Awareness arrives. And with it, sweet, slow breath. Without a moment to spare, the monkey mind awakens. Come back to breath. Stay with the breath. Monkey mind wants to know what day it is, what time it is, what’s on the calendar. Come back to breath. Stay with the breath. Monkey mind wants to rehash yesterday, last night, that rueful comment, that ridiculous TV show. Come back to breath. Stay with the breath… OK, I have to pee… And so my day begins.
I was asked recently if I have a daily “routine” to start my day. The person that asked knew I was a yoga practitioner, but she didn't really know what that entailed, other than stretching, which she thought would be a good way to start her day. So she asked, Do you do it every day? What time? What “stretches” do you do? She wanted specifics. I took a deep breath.
How we start our day can seriously effect the tone for the rest of the day. For that reason alone, it is not a bad idea to begin our days with mindfulness. But I’m going to go out on a limb and say that even monks and nuns are not immune to the monkey mind that can thwart our best intentions of a peaceful awakening. Yet that doesn't mean that we have to succumb to the madness. And it doesn't mean that we have to awake at 5:00 am to meditate, pray, and/or practice yoga for an hour or more. We silly humans have a tendency to make things so much more difficult than they need to be.
Whether you realize it or not, you probably have a daily morning “routine” already. Bathroom, brush teeth, shower, dress, coffee, etc.. We lament the fact that there isn't time for much more, especially a yoga practice. Well, I call bullshit. You’d be surprised at what little effort it takes to make a change. It could be as simple as rolling out of bed, and placing your feet on the floor with the words “Thank You” . Boom! There you go. You started your day with intention and gratitude. And then before you rise to stand, take a deep inhale, lift your arms up as you stretch your spine, and then exhale slowly as you let your hands fall to your sides. Done.
Oh, but that can hardly be enough!! Right? That is nothing!! We must do more! More! More!
“On this path, no effort is wasted, no gain is reversed. Even a little practice will shelter
you from great sorrow.” The Bhagavad Gita
It IS enough. It is NOT nothing. If and when you are ready for more, you will do more. But some days you won’t. Some days, that is all you can muster, and that’s OK.
Yoga is a practice of awareness. We practice yoga with the understanding that what we learn on our mats, the awareness we cultivate, can eventually work its way into our everyday lives. So, yes, it would stand to reason that spending time on your mat on a regular basis might be a pretty good thing. Perhaps that means taking a class once or twice a week. Excellent! Maybe that means a home practice as well. Excellent again! Just remember, your practice is YOUR practice. It is not limited to a time of day, and it is not to be judged worthy or not worthy based on how many minutes or consecutive days you devote to it. It is not to be compared to mine or that of your teacher, or that of that girl in class that seems to really have her shit together.

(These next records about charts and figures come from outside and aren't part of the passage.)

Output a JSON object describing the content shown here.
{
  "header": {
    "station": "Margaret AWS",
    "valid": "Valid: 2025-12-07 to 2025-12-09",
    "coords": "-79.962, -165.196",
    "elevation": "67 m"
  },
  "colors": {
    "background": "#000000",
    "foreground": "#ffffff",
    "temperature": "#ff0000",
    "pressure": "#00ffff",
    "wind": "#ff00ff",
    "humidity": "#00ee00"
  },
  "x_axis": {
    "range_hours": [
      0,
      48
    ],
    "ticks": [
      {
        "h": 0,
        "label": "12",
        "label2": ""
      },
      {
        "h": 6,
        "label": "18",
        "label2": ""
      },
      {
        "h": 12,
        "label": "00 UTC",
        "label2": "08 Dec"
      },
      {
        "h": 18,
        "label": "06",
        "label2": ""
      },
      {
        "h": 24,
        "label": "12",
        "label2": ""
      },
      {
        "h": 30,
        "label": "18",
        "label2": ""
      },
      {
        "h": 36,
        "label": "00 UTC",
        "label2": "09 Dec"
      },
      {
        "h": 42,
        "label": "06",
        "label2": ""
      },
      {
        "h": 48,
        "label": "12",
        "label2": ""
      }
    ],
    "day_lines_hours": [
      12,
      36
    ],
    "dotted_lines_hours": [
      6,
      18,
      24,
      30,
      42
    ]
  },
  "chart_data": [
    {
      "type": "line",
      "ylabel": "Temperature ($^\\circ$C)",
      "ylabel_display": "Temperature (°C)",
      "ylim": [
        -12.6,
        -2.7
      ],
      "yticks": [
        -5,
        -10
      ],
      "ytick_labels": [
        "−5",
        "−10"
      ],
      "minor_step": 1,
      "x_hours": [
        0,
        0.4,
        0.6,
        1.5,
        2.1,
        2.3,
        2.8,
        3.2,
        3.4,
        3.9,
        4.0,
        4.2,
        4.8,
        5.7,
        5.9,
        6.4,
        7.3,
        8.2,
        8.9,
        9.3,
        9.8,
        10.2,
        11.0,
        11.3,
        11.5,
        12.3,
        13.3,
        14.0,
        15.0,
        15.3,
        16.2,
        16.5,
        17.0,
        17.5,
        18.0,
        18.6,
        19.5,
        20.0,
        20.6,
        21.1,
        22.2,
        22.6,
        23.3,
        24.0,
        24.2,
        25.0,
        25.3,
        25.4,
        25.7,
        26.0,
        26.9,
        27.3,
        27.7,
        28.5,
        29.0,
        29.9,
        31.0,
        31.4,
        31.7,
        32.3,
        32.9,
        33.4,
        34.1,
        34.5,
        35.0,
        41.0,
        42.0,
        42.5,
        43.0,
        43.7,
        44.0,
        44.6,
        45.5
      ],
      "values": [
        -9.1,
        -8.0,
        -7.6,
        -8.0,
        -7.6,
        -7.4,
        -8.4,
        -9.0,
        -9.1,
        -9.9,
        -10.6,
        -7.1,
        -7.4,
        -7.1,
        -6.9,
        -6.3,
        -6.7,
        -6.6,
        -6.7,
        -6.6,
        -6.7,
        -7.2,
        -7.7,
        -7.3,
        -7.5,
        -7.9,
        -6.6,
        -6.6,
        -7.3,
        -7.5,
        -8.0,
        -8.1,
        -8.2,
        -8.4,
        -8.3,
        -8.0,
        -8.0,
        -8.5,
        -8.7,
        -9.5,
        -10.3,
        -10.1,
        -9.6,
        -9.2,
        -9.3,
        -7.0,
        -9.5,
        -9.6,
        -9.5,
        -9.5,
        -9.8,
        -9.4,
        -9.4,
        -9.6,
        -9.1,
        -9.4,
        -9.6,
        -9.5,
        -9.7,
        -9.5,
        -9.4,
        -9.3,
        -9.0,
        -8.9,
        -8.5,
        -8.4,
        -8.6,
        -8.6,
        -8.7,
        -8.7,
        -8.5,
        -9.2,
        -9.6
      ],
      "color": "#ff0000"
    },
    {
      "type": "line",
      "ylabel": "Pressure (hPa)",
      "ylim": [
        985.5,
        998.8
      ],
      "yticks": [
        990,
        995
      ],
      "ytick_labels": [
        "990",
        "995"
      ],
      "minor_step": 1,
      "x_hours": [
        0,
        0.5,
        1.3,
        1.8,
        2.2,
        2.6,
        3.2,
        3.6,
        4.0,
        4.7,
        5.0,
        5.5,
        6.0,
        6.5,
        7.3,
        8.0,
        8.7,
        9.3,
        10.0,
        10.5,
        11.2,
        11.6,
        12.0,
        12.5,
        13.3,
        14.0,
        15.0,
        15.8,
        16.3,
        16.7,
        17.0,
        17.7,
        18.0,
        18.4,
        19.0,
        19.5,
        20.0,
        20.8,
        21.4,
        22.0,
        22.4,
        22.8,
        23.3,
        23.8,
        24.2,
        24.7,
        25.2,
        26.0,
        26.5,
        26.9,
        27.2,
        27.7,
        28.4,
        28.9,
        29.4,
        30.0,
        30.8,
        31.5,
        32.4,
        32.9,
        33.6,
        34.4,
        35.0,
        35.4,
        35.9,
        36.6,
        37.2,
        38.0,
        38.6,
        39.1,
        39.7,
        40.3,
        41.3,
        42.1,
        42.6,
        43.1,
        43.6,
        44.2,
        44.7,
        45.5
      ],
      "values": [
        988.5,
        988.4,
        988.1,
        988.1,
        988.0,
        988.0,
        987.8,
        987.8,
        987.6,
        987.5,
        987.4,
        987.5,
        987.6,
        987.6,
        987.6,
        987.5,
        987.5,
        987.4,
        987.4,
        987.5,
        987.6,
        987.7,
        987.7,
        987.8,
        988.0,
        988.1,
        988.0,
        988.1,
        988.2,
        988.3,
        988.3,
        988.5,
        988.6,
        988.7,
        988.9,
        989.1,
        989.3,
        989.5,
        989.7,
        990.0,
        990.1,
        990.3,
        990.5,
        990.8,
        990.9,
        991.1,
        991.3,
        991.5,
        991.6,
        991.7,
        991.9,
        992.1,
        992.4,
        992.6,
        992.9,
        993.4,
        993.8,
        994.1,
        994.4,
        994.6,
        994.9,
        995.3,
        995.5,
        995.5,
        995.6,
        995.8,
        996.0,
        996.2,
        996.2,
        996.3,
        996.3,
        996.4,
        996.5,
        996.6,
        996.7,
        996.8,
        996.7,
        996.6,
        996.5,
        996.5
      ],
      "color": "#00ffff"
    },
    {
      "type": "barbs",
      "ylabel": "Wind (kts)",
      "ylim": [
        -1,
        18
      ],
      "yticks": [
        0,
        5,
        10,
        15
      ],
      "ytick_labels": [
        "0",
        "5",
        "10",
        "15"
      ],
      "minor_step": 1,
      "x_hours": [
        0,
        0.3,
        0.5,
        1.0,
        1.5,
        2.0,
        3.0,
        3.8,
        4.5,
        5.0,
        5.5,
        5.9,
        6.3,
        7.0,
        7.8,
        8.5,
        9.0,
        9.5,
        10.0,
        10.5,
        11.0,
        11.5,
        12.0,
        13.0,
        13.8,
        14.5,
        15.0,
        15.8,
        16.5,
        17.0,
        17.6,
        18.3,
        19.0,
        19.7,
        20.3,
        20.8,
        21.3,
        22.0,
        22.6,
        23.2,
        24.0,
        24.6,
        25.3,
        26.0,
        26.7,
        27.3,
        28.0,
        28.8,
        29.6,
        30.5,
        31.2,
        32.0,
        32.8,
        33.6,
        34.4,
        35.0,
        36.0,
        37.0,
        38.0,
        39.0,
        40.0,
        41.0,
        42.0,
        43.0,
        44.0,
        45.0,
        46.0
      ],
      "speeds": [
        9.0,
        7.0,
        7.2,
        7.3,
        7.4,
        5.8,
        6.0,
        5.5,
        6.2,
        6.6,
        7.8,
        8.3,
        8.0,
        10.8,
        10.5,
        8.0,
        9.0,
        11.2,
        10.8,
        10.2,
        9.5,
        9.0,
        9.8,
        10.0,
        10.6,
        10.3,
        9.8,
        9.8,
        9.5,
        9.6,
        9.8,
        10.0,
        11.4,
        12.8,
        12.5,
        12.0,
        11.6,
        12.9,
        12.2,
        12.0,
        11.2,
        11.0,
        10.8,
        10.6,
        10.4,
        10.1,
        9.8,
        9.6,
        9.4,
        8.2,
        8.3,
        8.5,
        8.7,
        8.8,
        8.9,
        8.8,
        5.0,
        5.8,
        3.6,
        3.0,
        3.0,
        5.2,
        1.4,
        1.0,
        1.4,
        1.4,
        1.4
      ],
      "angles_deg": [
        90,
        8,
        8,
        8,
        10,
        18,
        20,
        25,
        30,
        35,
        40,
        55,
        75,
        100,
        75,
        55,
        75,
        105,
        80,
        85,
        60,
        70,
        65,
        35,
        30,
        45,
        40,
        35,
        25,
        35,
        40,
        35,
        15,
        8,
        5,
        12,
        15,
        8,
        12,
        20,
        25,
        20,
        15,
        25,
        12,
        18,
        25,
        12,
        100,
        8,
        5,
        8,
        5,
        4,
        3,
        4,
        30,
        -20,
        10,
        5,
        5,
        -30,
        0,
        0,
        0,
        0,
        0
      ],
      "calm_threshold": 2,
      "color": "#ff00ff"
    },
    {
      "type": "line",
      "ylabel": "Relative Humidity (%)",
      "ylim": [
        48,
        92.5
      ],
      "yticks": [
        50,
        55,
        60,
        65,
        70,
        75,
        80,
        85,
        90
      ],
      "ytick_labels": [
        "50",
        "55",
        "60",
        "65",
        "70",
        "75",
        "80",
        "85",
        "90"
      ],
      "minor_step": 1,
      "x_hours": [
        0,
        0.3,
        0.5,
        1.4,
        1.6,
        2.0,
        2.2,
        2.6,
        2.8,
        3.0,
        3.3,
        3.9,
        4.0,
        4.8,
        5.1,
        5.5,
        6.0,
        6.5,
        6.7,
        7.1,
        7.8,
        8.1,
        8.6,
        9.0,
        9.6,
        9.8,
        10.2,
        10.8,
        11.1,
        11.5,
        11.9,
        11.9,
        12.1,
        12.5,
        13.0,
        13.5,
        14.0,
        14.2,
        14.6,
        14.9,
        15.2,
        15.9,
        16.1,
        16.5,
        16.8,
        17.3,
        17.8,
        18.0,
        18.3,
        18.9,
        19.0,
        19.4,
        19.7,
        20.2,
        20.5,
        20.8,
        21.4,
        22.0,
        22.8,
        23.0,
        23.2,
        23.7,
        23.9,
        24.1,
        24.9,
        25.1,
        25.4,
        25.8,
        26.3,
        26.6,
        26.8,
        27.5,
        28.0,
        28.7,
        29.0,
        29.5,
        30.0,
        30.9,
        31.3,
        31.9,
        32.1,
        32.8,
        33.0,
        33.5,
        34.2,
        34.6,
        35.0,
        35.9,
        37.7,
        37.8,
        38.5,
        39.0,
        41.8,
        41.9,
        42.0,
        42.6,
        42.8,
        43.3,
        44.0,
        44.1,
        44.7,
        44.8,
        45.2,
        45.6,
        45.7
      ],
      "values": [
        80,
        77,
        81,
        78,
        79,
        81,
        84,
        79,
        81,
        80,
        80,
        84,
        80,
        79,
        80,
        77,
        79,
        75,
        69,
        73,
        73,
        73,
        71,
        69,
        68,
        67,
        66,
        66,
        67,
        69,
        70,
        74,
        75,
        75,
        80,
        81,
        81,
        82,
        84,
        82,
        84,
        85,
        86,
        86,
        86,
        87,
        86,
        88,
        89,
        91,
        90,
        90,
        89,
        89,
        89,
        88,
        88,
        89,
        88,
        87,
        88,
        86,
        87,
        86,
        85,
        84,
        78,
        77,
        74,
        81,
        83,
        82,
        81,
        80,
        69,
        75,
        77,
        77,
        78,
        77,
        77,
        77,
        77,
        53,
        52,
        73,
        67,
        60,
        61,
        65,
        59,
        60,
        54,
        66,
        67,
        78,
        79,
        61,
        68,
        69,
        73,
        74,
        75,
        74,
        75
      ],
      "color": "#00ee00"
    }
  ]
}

That being said, if a home practice is calling you, the most important suggestion I could offer is to make it simple. Find a place that you can designate for your practice - room, a corner of a room…wherever. And make that space sacred with reminders of your journey; books, pictures, statues, etc.. Keep your mat rolled out in that space so that it’s hard to pass up the opportunity to throw down a few Sun Salutations. Some might see that as guilting you in to practice. Well, I grew up on Catholic guilt and I understand its’ effectiveness. As wrong as it seems, it kinda works. You just CAN’T pass that mat without being pulled toward it! And once you step onto it, and take a deep breath, and begin to move, you realize it wasn't guilt that brought you there at all. It was the pull of something far greater. A connection to Self. A connection to Spirit. A connection to Truth. Awareness.
However you practice is perfect. Simply start where you are. And then trust the process.